RIO RANCHO — A High Desert Investment Corp. board member says it would have made no sense for the company to “push” for a general obligation form of assessment from Mariposa property owners — which is now exposing them to potentially high taxes — as an attorney claimed at a meeting in late September.

Public Improvement District Board attorney Peter Franklin, who helped set up the Mariposa PID, told concerned property owners at a meeting Sept. 26 that High Desert insisted on the general obligation structure for calculating property owners’ tax obligations toward $16 million in bonds.

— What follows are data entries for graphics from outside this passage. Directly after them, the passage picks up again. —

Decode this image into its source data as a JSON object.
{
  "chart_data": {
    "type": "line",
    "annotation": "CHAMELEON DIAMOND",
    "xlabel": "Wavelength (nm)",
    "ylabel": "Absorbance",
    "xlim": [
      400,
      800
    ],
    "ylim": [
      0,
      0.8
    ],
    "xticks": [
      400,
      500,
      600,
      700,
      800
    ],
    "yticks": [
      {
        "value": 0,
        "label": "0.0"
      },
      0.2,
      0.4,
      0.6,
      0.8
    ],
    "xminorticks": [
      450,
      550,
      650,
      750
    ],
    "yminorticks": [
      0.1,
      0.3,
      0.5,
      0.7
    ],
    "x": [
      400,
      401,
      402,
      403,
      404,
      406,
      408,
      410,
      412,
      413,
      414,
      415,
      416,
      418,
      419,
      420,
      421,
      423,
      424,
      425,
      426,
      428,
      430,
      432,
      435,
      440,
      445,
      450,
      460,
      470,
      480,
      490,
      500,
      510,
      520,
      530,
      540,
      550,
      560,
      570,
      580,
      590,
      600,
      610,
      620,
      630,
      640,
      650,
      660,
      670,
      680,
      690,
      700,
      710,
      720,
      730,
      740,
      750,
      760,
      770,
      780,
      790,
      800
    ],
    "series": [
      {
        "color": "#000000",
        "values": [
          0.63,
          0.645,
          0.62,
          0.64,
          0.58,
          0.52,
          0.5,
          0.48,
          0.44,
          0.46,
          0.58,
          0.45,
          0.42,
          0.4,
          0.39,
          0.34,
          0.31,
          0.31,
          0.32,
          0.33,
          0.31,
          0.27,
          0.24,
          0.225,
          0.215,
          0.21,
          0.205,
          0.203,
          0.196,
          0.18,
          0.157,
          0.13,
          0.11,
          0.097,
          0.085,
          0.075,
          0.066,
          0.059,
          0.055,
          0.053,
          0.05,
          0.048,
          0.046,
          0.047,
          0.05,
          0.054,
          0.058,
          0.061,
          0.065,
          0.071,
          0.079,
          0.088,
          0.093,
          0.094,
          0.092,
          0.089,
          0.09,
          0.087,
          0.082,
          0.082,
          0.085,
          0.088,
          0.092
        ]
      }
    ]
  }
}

As a result of this structure, unique to all other public improvement districts in the state, Mariposa property owners now face a 37 percent increase in PID payments this year.

“That was something the developer pushed for hard and said, ‘It won’t be a problem, we’ll always be around,’” Franklin said at the meeting.

High Desert board member Gary Gordon was not at the meeting in 2006 where the company negotiated the terms of the bond issuance, but he said while the company had every intention of staying with the Mariposa project to the end, they wouldn’t have made that claim at the beginning.

“We wouldn’t say things like, ‘We’re going to be here forever,’” Gordon told the Journal last week. “Not because we didn’t think that, but because careful businessmen don’t say these things.”

Gordon said he’s concerned about the “blame game” that has emerged since High Desert announced in June that it was pulling out of the Mariposa project, and would not honor its commitment to help cover any shortfall in tax revenue needed to repay the $16 million in bonds used for a water management system and other Mariposa infrastructure.

He said that in 2006, the beginning of the housing bubble that burst in 2008, the company calculated that any shortfall between owners’ payments and bondholders’ expectations would be negligible, so had the company and bondholders known the shortfall would have been so large, they both would have walked away from the table.

“Obviously High Desert would have said, ‘No,’ and of course the bondholders would have said, ‘No way,’” he said.